La delibera che oggi verrà esaminata e approvata dalla commissione Urbanistica di Palazzo Marino ratificherà, in attesa del passaggio definitivo in consiglio comunale, quanto la giunta ha deciso a giugno: il vecchio stabilimento di via Watteau, a Greco, che da decenni ospita il centro sociale più famoso d'Italia diventa area pubblica, e i suoi attuali padroni, i Cabassi, ricevono in cambio due stabili malconci in via Zama e in via Trivulzio, con volumetrie garantite. Un affare per i Cabassi, che si liberano di un vecchio grattacapo. Un affare anche per Milano, ha spiegato fin qua la giunta, che avrà a disposizione uno spazio per la socialità e l'aggregazione.

Tutto bene, questa è la parte facile. Ma il giorno che l'area entrasse davvero a fare parte del demanio comunale, per sindaco e vicesindaco comincerebbero i grattacapi. Perché i vecchi padroni, i Cabassi, erano dei privati, e dei loro beni potevano farci quello che volevano. Il Comune invece è un ente pubblico, e i suoi amministratori non possono disporre delle sue proprietà a loro gusto. Così se si limitassero a lasciare il Leonvacallo al suo posto rischierebbero di esserne chiamati a rispondere dalla magistratura contabile.
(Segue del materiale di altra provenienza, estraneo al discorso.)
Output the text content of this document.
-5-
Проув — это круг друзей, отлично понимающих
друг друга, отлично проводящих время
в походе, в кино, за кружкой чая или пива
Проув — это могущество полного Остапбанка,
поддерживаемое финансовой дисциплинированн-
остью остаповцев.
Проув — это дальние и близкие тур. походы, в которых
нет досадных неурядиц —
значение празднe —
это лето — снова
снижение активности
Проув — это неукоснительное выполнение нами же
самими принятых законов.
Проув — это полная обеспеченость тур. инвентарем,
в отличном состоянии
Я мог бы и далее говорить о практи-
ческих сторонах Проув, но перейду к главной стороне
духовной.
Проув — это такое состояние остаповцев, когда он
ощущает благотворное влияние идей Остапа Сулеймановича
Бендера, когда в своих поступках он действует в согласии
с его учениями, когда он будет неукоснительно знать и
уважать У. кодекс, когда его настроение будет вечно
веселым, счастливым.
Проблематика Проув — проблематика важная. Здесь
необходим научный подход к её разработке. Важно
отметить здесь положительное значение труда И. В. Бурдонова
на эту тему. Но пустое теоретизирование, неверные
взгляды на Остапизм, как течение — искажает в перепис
E non sarebbe neanche legalmente praticabile la strada, che qualcuno pure teorizza, dell'affidamento diretto dell'area agli attuali occupanti in cambio di un affitto, la cosiddetta «regolarizzazione». Non si può. E Basilio Rizzo, presidente del consiglio comunale, non sospettabile di antipatia per il Leoncavallo, ha ricordato alla giunta che l'unica strada praticabile è una gara pubblica, aperta a chiunque vi abbia interesse, per assegnare gli spazi di via Watteau.

Una gara, però, ha lo svantaggio di poter essere vinta da chiunque: almeno se è una gara vera, e il regolamento non viene cucito su misura per uno solo dei partecipanti. Siccome o a Palazzo Marino desidera ricevere un avviso di garanzia per turbativa d'asta, il bando verrà fatto con tutti i crismi.

Gli ex ragazzi del Leoncavallo, i «duri e puri» del passamontagna negli anni Ottanta divenuti oculati affaristi del ballo e dello sballo, sicuramente parteciperanno. Ma se poi a vincere dovesse essere qualcun altro come si comporterebbe la giunta? Farebbe finta di niente, lasciando lì gli autonomi altri vent'anni come hanno fatto i Cabassi? O, come sarebbe suo dovere, chiamerebbe la Celere a sgomberare via Watteau?